Menteri Dalam Negeri Muhammad Tito Karnavian meminta pemerintah daerah (Pemda) untuk memperkuat peran Forum Koordinasi Pimpinan Daerah (Forkopimda), Forum Kerukunan Umat Beragama (FKUB), dan Tim Terpadu Penanganan Konflik Sosial (TPKS). Permintaan ini disampaikan dalam rangka menjaga stabilitas politik, keamanan, dan ketertiban di masing-masing daerah.
Pentingnya Forkopimda
Dalam Rapat Koordinasi Forkopimda se-Maluku dan Nusa Tenggara di Kabupaten Lombok Barat, Nusa Tenggara Barat, pada Selasa (19/5/2026), Tito menekankan bahwa Forkopimda memiliki peran yang sangat strategis. Forum ini mempertemukan seluruh unsur pimpinan daerah yang memiliki kewenangan besar, seperti Pangdam, Kapolda, Kajari, Kapolres, Kajati, dan Kabinda. Kehadiran mereka sangat berpengaruh dalam menjaga stabilitas keamanan dan ketertiban di daerah.

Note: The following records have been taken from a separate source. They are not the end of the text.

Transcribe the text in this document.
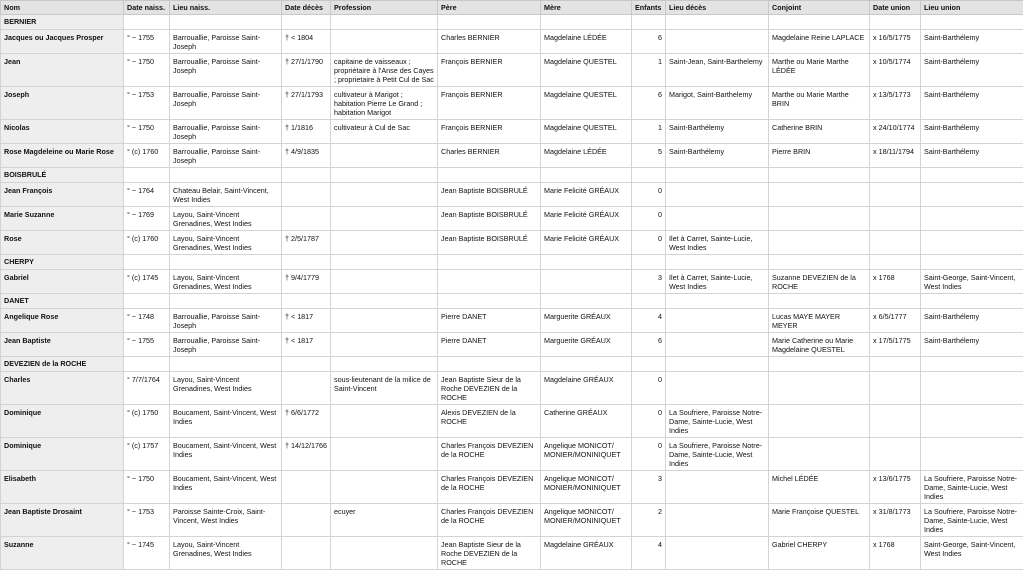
Nom	Date naiss.	Lieu naiss.	Date décès	Profession	Père	Mère	Enfants	Lieu décès	Conjoint	Date union	Lieu union
BERNIER											
Jacques ou Jacques Prosper	° ~ 1755	Barrouallie, Paroisse Saint-Joseph	† < 1804		Charles BERNIER	Magdelaine LÉDÉE	6		Magdelaine Reine LAPLACE	x 16/5/1775	Saint-Barthélemy
Jean	° ~ 1750	Barrouallie, Paroisse Saint-Joseph	† 27/1/1790	capitaine de vaisseaux ; propriétaire à l'Anse des Cayes ; proprietaire à Petit Cul de Sac	François BERNIER	Magdelaine QUESTEL	1	Saint-Jean, Saint-Barthelemy	Marthe ou Marie Marthe LÉDÉE	x 10/5/1774	Saint-Barthélemy
Joseph	° ~ 1753	Barrouallie, Paroisse Saint-Joseph	† 27/1/1793	cultivateur à Marigot ; habitation Pierre Le Grand ; habitation Marigot	François BERNIER	Magdelaine QUESTEL	6	Marigot, Saint-Barthelemy	Marthe ou Marie Marthe BRIN	x 13/5/1773	Saint-Barthélemy
Nicolas	° ~ 1750	Barrouallie, Paroisse Saint-Joseph	† 1/1816	cultivateur à Cul de Sac	François BERNIER	Magdelaine QUESTEL	1	Saint-Barthélemy	Catherine BRIN	x 24/10/1774	Saint-Barthélemy
Rose Magdeleine ou Marie Rose	° (c) 1760	Barrouallie, Paroisse Saint-Joseph	† 4/9/1835		Charles BERNIER	Magdelaine LÉDÉE	5	Saint-Barthélemy	Pierre BRIN	x 18/11/1794	Saint-Barthélemy
BOISBRULÉ											
Jean François	° ~ 1764	Chateau Belair, Saint-Vincent, West Indies			Jean Baptiste BOISBRULÉ	Marie Felicité GRÉAUX	0				
Marie Suzanne	° ~ 1769	Layou, Saint-Vincent Grenadines, West Indies			Jean Baptiste BOISBRULÉ	Marie Felicité GRÉAUX	0				
Rose	° (c) 1760	Layou, Saint-Vincent Grenadines, West Indies	† 2/5/1787		Jean Baptiste BOISBRULÉ	Marie Felicité GRÉAUX	0	Ilet à Carret, Sainte-Lucie, West Indies			
CHERPY											
Gabriel	° (c) 1745	Layou, Saint-Vincent Grenadines, West Indies	† 9/4/1779				3	Ilet à Carret, Sainte-Lucie, West Indies	Suzanne DEVEZIEN de la ROCHE	x 1768	Saint-George, Saint-Vincent, West Indies
DANET											
Angelique Rose	° ~ 1748	Barrouallie, Paroisse Saint-Joseph	† < 1817		Pierre DANET	Marguerite GRÉAUX	4		Lucas MAYE MAYER MEYER	x 6/5/1777	Saint-Barthélemy
Jean Baptiste	° ~ 1755	Barrouallie, Paroisse Saint-Joseph	† < 1817		Pierre DANET	Marguerite GRÉAUX	6		Marie Catherine ou Marie Magdelaine QUESTEL	x 17/5/1775	Saint-Barthélemy
DEVEZIEN de la ROCHE											
Charles	° 7/7/1764	Layou, Saint-Vincent Grenadines, West Indies		sous-lieutenant de la milice de Saint-Vincent	Jean Baptiste Sieur de la Roche DEVEZIEN de la ROCHE	Magdelaine GRÉAUX	0				
Dominique	° (c) 1750	Boucament, Saint-Vincent, West Indies	† 6/6/1772		Alexis DEVEZIEN de la ROCHE	Catherine GRÉAUX	0	La Soufriere, Paroisse Notre-Dame, Sainte-Lucie, West Indies			
Dominique	° (c) 1757	Boucament, Saint-Vincent, West Indies	† 14/12/1766		Charles François DEVEZIEN de la ROCHE	Angelique MONICOT/ MONIER/MONINIQUET	0	La Soufriere, Paroisse Notre-Dame, Sainte-Lucie, West Indies			
Elisabeth	° ~ 1750	Boucament, Saint-Vincent, West Indies			Charles François DEVEZIEN de la ROCHE	Angelique MONICOT/ MONIER/MONINIQUET	3		Michel LÉDÉE	x 13/6/1775	La Soufriere, Paroisse Notre-Dame, Sainte-Lucie, West Indies
Jean Baptiste Drosaint	° ~ 1753	Paroisse Sainte-Croix, Saint-Vincent, West Indies		ecuyer	Charles François DEVEZIEN de la ROCHE	Angelique MONICOT/ MONIER/MONINIQUET	2		Marie Françoise QUESTEL	x 31/8/1773	La Soufriere, Paroisse Notre-Dame, Sainte-Lucie, West Indies
Suzanne	° ~ 1745	Layou, Saint-Vincent Grenadines, West Indies			Jean Baptiste Sieur de la Roche DEVEZIEN de la ROCHE	Magdelaine GRÉAUX	4		Gabriel CHERPY	x 1768	Saint-George, Saint-Vincent, West Indies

Peran FKUB dalam Kerukunan
Tito juga menyoroti peran penting FKUB dalam menjaga kerukunan masyarakat, terutama di daerah yang rentan terhadap isu-isu keagamaan. Namun, ia mengakui bahwa masih ada tantangan terkait keterbatasan dukungan anggaran bagi FKUB, sehingga ruang gerak mereka terbatas. Menurutnya, jika FKUB aktif dan proaktif mendatangi daerah-daerah rawan, maka situasi biasanya akan tenang. Sebaliknya, jika FKUB tidak berjalan, penanganan konflik akan bersifat reaktif seperti pemadam kebakaran.
Aktivasi Tim TPKS
Selain itu, Mendagri meminta Pemda untuk membentuk dan mengaktifkan Tim TPKS. Ia mengungkapkan bahwa masih ada daerah yang belum membentuk atau mengoptimalkan tim tersebut. Pembentukan TPKS merupakan amanat regulasi, termasuk Undang-Undang Nomor 7 Tahun 2012 tentang Penanganan Konflik Sosial yang diperkuat oleh Undang-Undang Nomor 23 Tahun 2014 tentang Pemerintahan Daerah, serta peraturan turunannya.
Tim TPKS memiliki peran penting dalam menyusun rencana aksi penanganan konflik sosial, mulai dari pencegahan konflik, penghentian konflik, hingga pemulihan pascakonflik di daerah. Tito menegaskan bahwa pembentukan tim ini adalah amanat dari Peraturan Presiden, Peraturan Pemerintah, dan undang-undang terkait penanganan konflik sosial.
Dengan penguatan ketiga forum dan tim tersebut, diharapkan stabilitas politik dan keamanan di daerah dapat terjaga dengan lebih baik.